Moreover, similar to VPP experiments, we provided qualitative results of CrYOLO, DeepETPicker, and TomoPicker (PN, PU, and KL) prediction compared to ground truth in Figure 4. We visualized the prediction for a middle (z = 250) xy slice in testing tomogram TS_028. The figure indicates the lower contrast in defocus-only tomograms compared to VPP tomograms. It can be observed that CrYOLO’s picking completely differs from the ground truth. In other words, CrYOLO picked particles randomly instead of recognizing actual particles. DeepETPicker predicted much fewer particles compared to ground truth.
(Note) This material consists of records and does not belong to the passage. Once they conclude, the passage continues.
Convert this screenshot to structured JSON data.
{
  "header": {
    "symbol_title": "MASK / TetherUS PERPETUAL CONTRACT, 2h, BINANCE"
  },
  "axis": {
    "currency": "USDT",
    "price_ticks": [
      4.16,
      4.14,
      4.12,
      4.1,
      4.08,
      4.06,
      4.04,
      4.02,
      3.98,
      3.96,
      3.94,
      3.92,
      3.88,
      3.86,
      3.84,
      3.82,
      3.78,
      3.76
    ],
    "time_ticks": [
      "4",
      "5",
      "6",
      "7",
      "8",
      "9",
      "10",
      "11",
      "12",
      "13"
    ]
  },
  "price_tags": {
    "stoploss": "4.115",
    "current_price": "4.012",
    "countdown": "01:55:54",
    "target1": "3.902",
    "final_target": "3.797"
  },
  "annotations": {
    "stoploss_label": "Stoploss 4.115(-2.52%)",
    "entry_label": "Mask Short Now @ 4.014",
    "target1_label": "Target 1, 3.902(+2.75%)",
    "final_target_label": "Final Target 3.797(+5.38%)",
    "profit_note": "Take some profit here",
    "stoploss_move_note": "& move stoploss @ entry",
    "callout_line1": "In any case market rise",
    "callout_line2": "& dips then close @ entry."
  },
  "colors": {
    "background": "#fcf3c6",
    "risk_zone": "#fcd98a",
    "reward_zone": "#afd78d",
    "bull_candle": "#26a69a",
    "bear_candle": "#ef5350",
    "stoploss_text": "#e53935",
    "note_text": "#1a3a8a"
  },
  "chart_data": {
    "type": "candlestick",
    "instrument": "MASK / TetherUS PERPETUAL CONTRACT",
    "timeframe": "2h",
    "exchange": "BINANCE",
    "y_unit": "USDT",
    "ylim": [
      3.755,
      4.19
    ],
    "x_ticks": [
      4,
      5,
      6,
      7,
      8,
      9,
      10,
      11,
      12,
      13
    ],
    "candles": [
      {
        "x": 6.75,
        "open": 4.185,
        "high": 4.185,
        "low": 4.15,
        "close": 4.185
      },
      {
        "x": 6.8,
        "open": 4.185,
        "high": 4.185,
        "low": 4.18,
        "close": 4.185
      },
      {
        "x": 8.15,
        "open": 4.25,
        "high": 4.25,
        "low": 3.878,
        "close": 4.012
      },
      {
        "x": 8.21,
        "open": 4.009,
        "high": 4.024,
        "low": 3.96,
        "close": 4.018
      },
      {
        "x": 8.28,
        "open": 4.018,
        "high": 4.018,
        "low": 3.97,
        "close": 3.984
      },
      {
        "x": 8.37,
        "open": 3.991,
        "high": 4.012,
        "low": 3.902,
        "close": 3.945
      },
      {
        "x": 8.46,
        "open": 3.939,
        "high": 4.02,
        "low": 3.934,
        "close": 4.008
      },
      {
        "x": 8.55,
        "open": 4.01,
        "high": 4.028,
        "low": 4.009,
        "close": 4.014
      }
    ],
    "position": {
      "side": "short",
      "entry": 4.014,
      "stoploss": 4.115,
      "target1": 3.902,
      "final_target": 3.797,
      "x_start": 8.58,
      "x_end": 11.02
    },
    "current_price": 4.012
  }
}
On the other hand, TomoPicker predictions best match the ground truth.

5. Conclusion

In this work, we have introduced a novel annotation-efficient particle-picking approach, TomoPicker, for 3D cellular cryo-ET images or tomograms. In TomoPicker, we regarded particle picking in 3D cryo-ET tomograms as a voxel classification problem. As such, TomoPicker can be trained on a single tomogram. Since only a few particles are annotated in the tomogram, we leveraged two different positive-unlabeled (PU) learning approaches to train the voxel classifier in TomoPicker. We trained and compared these methods against recent learning-based particle picking methods on volta-phase-plate (VPP) and defocus-only S. Pombe cell cryo-tomograms. Consequently, we are the first to rigorously evaluate learning-based picking methods on crowded eukaryotic cell tomograms. Our exhaustive experiments demonstrate the superior (~ 30% improvement of F1 score and qualitatively closer to ground truth) performance of TomoPicker over strong baseline methods when only a minuscule portion (~ 0.3 – 0.5%) of the particles in the tomograms are annotated for training. Ultimately, given these innovations, TomoPicker is poised to become a standard approach for particle picking within the complex intracellular environment of eukaryotic cells.